A few years ago, I purchased a parcel of land in the province and immediately started cultivating it, though I was not able to immediately transfer the title in my name because of financial constraint.
Last week, I went to the Register of Deeds to finally transfer the title of the property in my name, but the clerk informed me that I cannot do that because the title of the seller was already cancelled. It turned out that the seller also sold the property to his brother after the property was sold to me, and the brother was able to transfer the title in his name. May I know my rights and legal recourse under the circumstances?
Based on the information you provided, there is a double sale, meaning the same seller sold a property to two or more buyers with different interests. The law applicable to such a case is Article 1544 of the Civil Code which states that if the same immovable was sold to different vendees, “the ownership shall belong to the person acquiring it who in good faith first recorded it in the Registry of Property. Should there be no inscription, the ownership shall pertain to the person who in good faith was first in the possession; and, in the absence thereof, to the person who presents the oldest title, provided there is good faith” (Article 1544, Civil Code). Thus, the person who is preferred by the law in case of double sale, in order of priority is: (1) the first person to register the sale in good faith; then (2) the first possessor in good faith; and lastly, (3) the buyer who in good faith presents the oldest title.
In your case, you are the first possessor of the property, but the other claimant is the first registrant. At a glance, it would appear that the other claimant is preferred following the mentioned rule. However, a closer scrutiny of the law would reveal that you may question the right of the other claimant if you can show that he is not a registrant in good faith. Good faith in double sale cases means that the person must have bought the property without notice that some other person has a right or interest in such property and pays a full and fair price for the same before he has notice of the other person’s claim (Centeno vs. Sps.Viray, 440 Phil. 881).
Concerning the registration of the sale, our Supreme Court categorically declared that knowledge gained by the second buyer of the first sale defeats his rights even if he is first to register, since such knowledge taints his registration with bad faith (Uraca vs. Court of Appeals, 344 Phil. 253). This means that the second buyer can no longer rely on the fact that he/she is the first to register the sale, and the first buyer is entitled to prove that he has a better right to the property.
Based on the foregoing, it is evident that you have to investigate if the brother of the seller is a registrant in good faith. In the affirmative, the brother of the seller indeed has a better right to the property in accordance with Article 1544 of the Civil Code. In which case, your recourse is to sue the seller and demand rescission of the contract with damages. However, if you can show that the brother of the seller has knowledge of your claim or right to the property before he transferred the title in his name, then you may question his right to the property.
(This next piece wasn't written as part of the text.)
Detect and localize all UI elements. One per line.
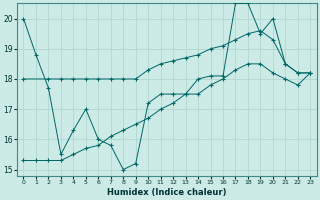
X-axis label: Humidex (Indice chaleur): Humidex (Indice chaleur)	[107, 188, 227, 197]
Your recourse in such a case is to petition the court to cancel the title issued to the brother of the seller on account of his bad faith, and ask that the same be transferred in your name on the basis of the deed of sale executed by the seller in your favor.
We hope we were able to sufficiently address your concern. Please bear in mind that the opinion given above is strictly based on the information you have provided and our appreciation of the same. Our opinion may vary if facts are changed or elaborated.